On September 1 Georgetown issued a report announcing steps it will take to atone for the institution’s role in the nation’s original sin and to seek reconciliation with the descendants of the slaves who were sold in 1838. Because the Jesuits were careful record keepers, and because many of the slaves remained practicing Catholics whose sacramental life can be traced in parish documents, it is possible for the university to contact heirs to this tragic history. Unlike many slaves, their ancestors were not anonymous.

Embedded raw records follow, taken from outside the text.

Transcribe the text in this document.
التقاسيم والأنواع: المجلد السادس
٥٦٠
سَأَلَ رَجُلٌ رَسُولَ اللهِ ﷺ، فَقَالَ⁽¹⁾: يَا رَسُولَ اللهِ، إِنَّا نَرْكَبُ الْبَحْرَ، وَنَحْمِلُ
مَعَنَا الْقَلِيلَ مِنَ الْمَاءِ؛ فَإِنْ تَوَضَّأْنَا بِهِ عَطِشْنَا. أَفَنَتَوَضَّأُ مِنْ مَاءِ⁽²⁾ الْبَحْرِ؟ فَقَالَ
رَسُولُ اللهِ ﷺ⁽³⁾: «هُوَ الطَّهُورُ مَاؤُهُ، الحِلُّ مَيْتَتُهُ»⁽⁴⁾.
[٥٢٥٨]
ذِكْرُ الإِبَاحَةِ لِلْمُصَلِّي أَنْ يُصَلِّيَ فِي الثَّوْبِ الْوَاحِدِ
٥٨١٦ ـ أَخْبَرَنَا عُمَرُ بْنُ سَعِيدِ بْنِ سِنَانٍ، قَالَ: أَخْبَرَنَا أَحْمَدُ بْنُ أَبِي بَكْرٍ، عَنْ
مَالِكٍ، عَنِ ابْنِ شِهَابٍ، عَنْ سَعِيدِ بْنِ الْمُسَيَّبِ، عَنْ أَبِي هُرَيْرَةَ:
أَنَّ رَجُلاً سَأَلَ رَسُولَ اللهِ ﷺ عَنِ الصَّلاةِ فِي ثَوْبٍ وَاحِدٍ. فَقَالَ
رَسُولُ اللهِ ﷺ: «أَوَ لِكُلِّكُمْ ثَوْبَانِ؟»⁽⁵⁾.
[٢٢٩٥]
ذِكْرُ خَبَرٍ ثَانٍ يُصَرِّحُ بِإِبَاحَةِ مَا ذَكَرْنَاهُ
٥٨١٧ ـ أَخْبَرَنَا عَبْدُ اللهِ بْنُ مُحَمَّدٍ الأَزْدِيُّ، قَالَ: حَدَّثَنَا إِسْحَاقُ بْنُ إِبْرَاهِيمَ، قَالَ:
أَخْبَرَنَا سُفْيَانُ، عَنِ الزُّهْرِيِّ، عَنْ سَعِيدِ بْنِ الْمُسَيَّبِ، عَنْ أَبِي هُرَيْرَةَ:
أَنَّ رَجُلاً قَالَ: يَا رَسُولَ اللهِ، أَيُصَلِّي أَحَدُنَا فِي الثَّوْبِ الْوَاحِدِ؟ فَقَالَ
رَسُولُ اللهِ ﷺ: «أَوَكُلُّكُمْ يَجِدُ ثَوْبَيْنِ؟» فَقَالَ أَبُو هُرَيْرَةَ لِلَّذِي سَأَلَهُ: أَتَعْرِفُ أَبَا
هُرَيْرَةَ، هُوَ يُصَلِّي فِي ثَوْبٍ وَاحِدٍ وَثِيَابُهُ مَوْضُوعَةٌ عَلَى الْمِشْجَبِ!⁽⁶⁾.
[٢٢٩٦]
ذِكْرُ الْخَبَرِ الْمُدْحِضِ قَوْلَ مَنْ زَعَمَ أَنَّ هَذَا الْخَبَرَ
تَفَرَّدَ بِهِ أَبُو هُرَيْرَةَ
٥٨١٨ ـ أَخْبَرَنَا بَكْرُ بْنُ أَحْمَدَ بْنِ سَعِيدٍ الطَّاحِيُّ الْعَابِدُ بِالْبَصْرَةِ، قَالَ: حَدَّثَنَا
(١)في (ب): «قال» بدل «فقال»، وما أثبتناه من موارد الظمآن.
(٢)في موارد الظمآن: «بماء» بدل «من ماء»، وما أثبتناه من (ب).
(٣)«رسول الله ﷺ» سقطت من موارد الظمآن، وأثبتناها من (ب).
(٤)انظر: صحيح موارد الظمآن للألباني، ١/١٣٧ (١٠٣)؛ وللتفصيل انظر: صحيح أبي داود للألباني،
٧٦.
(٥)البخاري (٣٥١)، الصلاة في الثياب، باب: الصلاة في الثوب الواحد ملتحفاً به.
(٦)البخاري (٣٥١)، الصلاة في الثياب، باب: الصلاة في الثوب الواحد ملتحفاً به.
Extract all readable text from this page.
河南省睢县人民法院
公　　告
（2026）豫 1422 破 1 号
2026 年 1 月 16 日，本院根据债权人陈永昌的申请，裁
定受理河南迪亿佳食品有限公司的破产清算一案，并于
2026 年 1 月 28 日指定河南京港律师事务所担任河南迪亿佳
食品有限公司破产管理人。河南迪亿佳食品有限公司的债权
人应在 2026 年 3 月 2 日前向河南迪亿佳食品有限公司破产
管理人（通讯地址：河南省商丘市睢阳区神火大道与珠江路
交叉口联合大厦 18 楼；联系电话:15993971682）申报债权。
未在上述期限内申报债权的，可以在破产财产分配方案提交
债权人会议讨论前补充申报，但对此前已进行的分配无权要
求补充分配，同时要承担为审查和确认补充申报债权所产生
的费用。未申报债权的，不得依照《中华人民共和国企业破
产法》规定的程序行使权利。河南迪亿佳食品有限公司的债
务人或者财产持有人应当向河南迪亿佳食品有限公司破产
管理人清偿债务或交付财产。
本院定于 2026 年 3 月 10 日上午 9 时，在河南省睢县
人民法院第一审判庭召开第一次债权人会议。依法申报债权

Descendants of the slaves will now be given the same preference in admissions decisions that the children of Georgetown alumni, faculty, and staff receive. (Georgetown has a need-blind admissions policy, so financial aid is available to all students.) In addition, two buildings on campus will be renamed, one in honor of a slave sold in 1838 and the other after an African-American religious sister who founded a school for black girls in 1827. A memorial to the slaves the Jesuits sold will be built, and a center for the study of slavery established. Georgetown’s law and medical schools will explore initiatives in the District of Columbia to address the legal and health needs of African Americans today.
All of this constitutes an impressive act of repentance. Perhaps even more could be done. Some critics of Georgetown’s plan think that descendants should be directly compensated or, at the least, that a scholarship fund should be created for their children. What counts as just compensation for crimes that took place more than a century ago and who deserves to receive compensation are notoriously fraught questions. In the meantime, the university is being urged to include descendants in any future deliberations about how Georgetown can continue to come to terms with this legacy. As Maxine Crump, a descendant, and Richard J. Cellini, an alumnus and founder of the Georgetown Memory Project, have written, descendants “seek reconciliation and reunion, not reparations.”
Nearly every institution in colonial and revolutionary America, in both the South and the North, was deeply implicated in slavery. Brown, Yale, and Harvard all acknowledge this thorny history, and the fact is that Catholic institutions were marginal players at best at this time of Protestant hegemony. Yet the steps Georgetown is taking now are bolder than any taken by these older non-Catholic universities. That is as it should be. Because Georgetown itself actually sold slaves rather than merely benefiting from the generosity of men involved in the slave trade, one can argue it bears greater responsibility than its Ivy League peers. As a Catholic university, Georgetown should embrace this sort of moral accountability. The Catholic Church, of course, makes claims for its moral authority that make its moral failings all the more humiliating. Certainly that accounts for much of the surprise and shock that greeted the revelations of Georgetown’s culpability.
While Catholic institutions bear a special burden, they also have a unique opportunity for moral action. In acknowledging its failures in a forthright manner, Georgetown has renewed the fundamental Christian story of sin and redemption, one that often seems to have been banished from a world where the acknowledgment “mistakes were made” rarely entails much remorse, let alone any serious penance.